Paint that toenail! Harder!

"Rocco is a full supporter of unionising the adult business." I find myself reading what is written on a computer screen glowing away to one side of the dressing table. "That's my website. I'm the Barry Norman of porn, virtually. Rocco's aware of my site and admires what I do. And I even got this today. What does he say?"

He shows me an email in French. Schopenauer Productions are taking steps to prevent him using copyrighted imagery.

"People on la toile are never who they say they are, Paul."

The front doorbell rings. Paul swings across the room to clump down the stairs. Opens the door.

"Dad!" The Catullus semi-automatic drawn from my pocket, I move towards the top of the stairs as an unclassifiable foreign accent floats up.

"I've got something for you, Paul."

"The DVD and Xbox. And what's all this?" Paul closes the front door.

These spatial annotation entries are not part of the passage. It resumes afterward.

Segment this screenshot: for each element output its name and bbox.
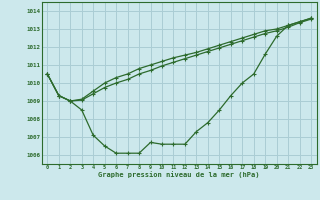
X-axis label: Graphe pression niveau de la mer (hPa): Graphe pression niveau de la mer (hPa) xyxy=(99,171,260,178)
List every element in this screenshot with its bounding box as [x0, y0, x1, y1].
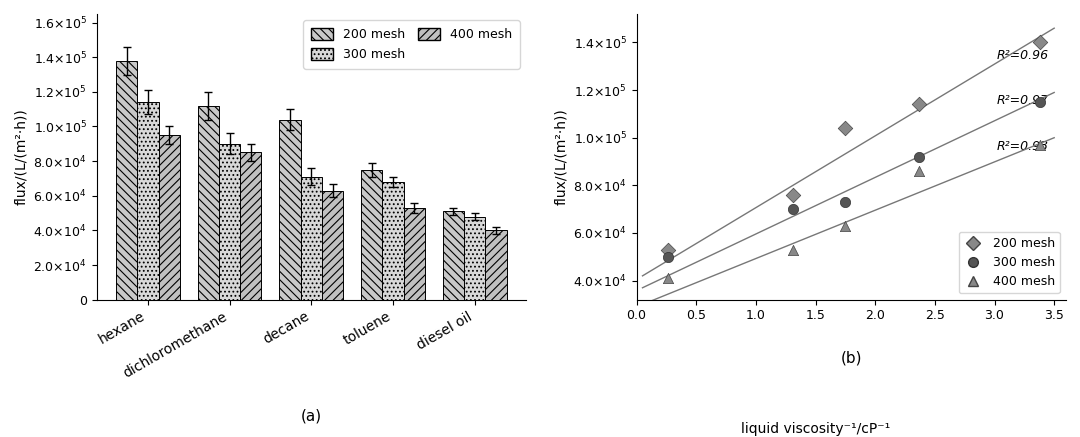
Point — [910, 101, 928, 108]
Text: R²=0.93: R²=0.93 — [997, 140, 1049, 153]
Legend: 200 mesh, 300 mesh, 400 mesh: 200 mesh, 300 mesh, 400 mesh — [303, 20, 519, 69]
Bar — [382, 182, 404, 300]
Y-axis label: flux/(L/(m²·h)): flux/(L/(m²·h)) — [14, 108, 28, 205]
Text: R²=0.96: R²=0.96 — [997, 49, 1049, 62]
Point — [659, 246, 676, 253]
Point — [659, 253, 676, 260]
Point — [910, 153, 928, 160]
Point — [1031, 142, 1049, 149]
Point — [837, 222, 854, 229]
Point — [784, 246, 801, 253]
X-axis label: (a): (a) — [300, 408, 322, 423]
Bar — [159, 135, 179, 300]
Point — [784, 206, 801, 213]
Point — [784, 191, 801, 198]
Bar — [322, 191, 343, 300]
Text: liquid viscosity⁻¹/cP⁻¹: liquid viscosity⁻¹/cP⁻¹ — [741, 422, 890, 436]
X-axis label: (b): (b) — [840, 350, 862, 365]
Bar — [219, 144, 240, 300]
Y-axis label: flux/(L/(m²·h)): flux/(L/(m²·h)) — [554, 108, 568, 205]
Point — [837, 125, 854, 132]
Bar — [198, 106, 219, 300]
Bar — [280, 120, 300, 300]
Bar — [137, 102, 159, 300]
Point — [659, 275, 676, 282]
Bar — [443, 212, 464, 300]
Bar — [464, 217, 485, 300]
Point — [837, 198, 854, 205]
Legend: 200 mesh, 300 mesh, 400 mesh: 200 mesh, 300 mesh, 400 mesh — [959, 232, 1059, 293]
Bar — [116, 61, 137, 300]
Point — [1031, 98, 1049, 105]
Bar — [240, 153, 261, 300]
Point — [1031, 39, 1049, 46]
Bar — [361, 170, 382, 300]
Bar — [300, 177, 322, 300]
Text: R²=0.97: R²=0.97 — [997, 94, 1049, 108]
Bar — [404, 208, 424, 300]
Bar — [485, 230, 507, 300]
Point — [910, 167, 928, 174]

"My taking days are over, son. I want to give it all back."

"Are you coming back?"

"It's her Paul. Not my choice. You know I can't."

As they move into the living room I start to descend the stairs. My heart is beating incredibly fast. I wait and listen.

"You're a chip off the old block. Just like me. Don't listen to her."

When I round the doorway and enter the living room I see a tall figure in a dark green leather flying jacket and helmet - his back turned to me, talking to himself, seemingly.

Something clubs me. the neck. I try to turn bu.. Brig.?.. clubbed again. head.